Eis o discurso de agradecimento à Academia Sueca proferido pelo escritor Albert Camus, em Estocolmo, no dia 10 de Dezembro de 1957. Essa traição tradução foi feita por mim diretamente do francês e, como o meu francês anda meio enferrujado, espero que me perdoem qualquer deslize. O original se encontra aqui.
“Vossas Excelências, Vossas Altezas Reais, Senhoras e Senhores,
“Ao receber a distinção com a qual vossa livre Academia tão generosamente me honrou, minha gratidão foi tão mais profunda ao considerar a extensão com que esta recompensa ultrapassa meus méritos pessoais. Todo homem e, especialmente, todo artista, quer ser reconhecido. É meu desejo também. Mas não me foi possível apreender vossa decisão sem comparar seu impacto ao que eu realmente sou. ¿Como um homem ainda jovem, rico apenas em suas dúvidas e com sua obra ainda em marcha, acostumado a viver na solidão do trabalho ou no retiro da amizade, como este homem não sentiria uma espécie de pânico ao ouvir o decreto que o transporta subitamente, sozinho e reduzido a si mesmo, ao centro de uma luz ofuscante? ¿E com quais sentimentos ele poderia aceitar esta honra se, neste momento, na Europa, outros autores, entre estes os maiores, estão reduzidos ao silêncio, e se, ao mesmo tempo, sua terra natal vem conhecendo um interminável infortúnio? Eu experimentei essa confusão e agitação interior. Para recuperar a paz, foi necessário, em suma, colocar-me em termos com essa sorte tão generosa. E, já que não posso rivalizar com ela apoiando-me somente em meus méritos, não achei nada mais para me ajudar senão aquilo que me sustentou por toda a vida e nas circunstâncias mais adversas: a idéia que tenho da minha arte e do papel do escritor. Permiti somente que, num sentimento de reconhecimento e amizade, eu vos diga, da maneira mais simples de que sou capaz, que idéia é esta.

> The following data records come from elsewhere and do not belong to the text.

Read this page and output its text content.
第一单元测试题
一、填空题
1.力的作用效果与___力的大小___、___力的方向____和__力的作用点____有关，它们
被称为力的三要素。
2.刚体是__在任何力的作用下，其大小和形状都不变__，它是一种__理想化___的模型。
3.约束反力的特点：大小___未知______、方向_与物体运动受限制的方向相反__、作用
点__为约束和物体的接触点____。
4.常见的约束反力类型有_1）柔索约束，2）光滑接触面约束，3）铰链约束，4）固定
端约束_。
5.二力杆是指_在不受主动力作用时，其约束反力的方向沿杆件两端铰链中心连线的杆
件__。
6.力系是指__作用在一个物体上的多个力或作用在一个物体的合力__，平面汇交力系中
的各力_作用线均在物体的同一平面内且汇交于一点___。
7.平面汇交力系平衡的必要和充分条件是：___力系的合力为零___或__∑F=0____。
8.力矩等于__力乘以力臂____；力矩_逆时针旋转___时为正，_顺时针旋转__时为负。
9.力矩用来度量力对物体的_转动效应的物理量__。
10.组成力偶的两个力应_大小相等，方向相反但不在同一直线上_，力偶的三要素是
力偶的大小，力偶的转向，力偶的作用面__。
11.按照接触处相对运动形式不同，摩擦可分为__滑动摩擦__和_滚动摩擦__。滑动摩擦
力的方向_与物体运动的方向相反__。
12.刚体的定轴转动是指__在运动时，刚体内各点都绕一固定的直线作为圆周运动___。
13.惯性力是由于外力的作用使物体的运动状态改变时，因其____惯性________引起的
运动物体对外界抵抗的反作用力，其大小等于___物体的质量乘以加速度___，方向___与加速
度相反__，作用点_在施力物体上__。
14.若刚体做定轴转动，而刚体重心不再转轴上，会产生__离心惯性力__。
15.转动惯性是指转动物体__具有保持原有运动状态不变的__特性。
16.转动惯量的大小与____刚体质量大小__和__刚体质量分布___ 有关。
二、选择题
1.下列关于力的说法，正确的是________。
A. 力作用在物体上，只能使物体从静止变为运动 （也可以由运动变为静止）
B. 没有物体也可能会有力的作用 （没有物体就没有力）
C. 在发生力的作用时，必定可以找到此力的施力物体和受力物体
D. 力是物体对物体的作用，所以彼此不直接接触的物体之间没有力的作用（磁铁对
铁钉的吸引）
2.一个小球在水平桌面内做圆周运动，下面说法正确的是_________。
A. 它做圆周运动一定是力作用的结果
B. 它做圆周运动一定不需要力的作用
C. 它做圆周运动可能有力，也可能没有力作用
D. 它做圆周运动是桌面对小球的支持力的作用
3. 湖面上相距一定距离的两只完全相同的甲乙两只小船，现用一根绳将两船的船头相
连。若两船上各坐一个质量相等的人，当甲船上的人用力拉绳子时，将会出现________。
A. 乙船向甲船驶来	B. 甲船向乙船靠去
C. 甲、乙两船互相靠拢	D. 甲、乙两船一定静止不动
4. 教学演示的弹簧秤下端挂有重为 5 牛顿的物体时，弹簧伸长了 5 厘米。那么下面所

“Pessoalmente, eu não posso viver sem minha arte. Mas eu jamais coloquei essa arte acima de tudo o mais. Se, em compensação, dela necessito, é porque não está separada de ninguém e me permite viver, tal como sou, no mesmo nível dos demais. A arte não é, a meu ver, um divertimento solitário. É um meio de comover o maior número de homens, oferecendo-lhes uma imagem privilegiada do sofrimento e das alegrias comuns. Ela, pois, obriga o artista a não se isolar, ela o submete à verdade mais humilde e mais universal. E aqueles que muitas vezes escolhem seu destino de artista porque se sentem diferentes logo aprendem que alimentam sua arte, e sua diferença, ao admitir sua semelhança com todos. O artista se forja no perpétuo retorno ao outro, a meio caminho da beleza, da qual não pode abster-se, e da comunidade, da qual não pode fugir. É por isto que os verdadeiros artistas não menosprezam nada: eles se obrigam a entender em vez de julgar. E se eles têm um partido a tomar neste mundo, que possa ser aquele cuja sociedade, nas palavras de Nietzsche, não seja mais governada por um juiz, mas por um criador, seja ele um operário ou um intelectual.
“O papel do escritor, ao mesmo tempo, não está separado dos deveres difíceis. Por definição, ele não pode se colocar, hoje, a serviço daqueles que fazem a história: ele está a serviço daqueles que a sofrem. Do contrário, eis que estará só e privado de sua arte. Todos os exércitos da tirania, com seus milhões de homens, não o libertarão da solidão, mesmo e sobretudo se ele concorda em caminhar junto deles. Mas o silêncio de um prisioneiro desconhecido, abandonado às humilhações no outro extremo do mundo, ao menos basta para retirar o escritor do exílio cada vez que ele consegue, em meio aos privilégios da liberdade, não se esquecer desse silêncio e transmiti-lo, repercurtindo-o por meio da arte.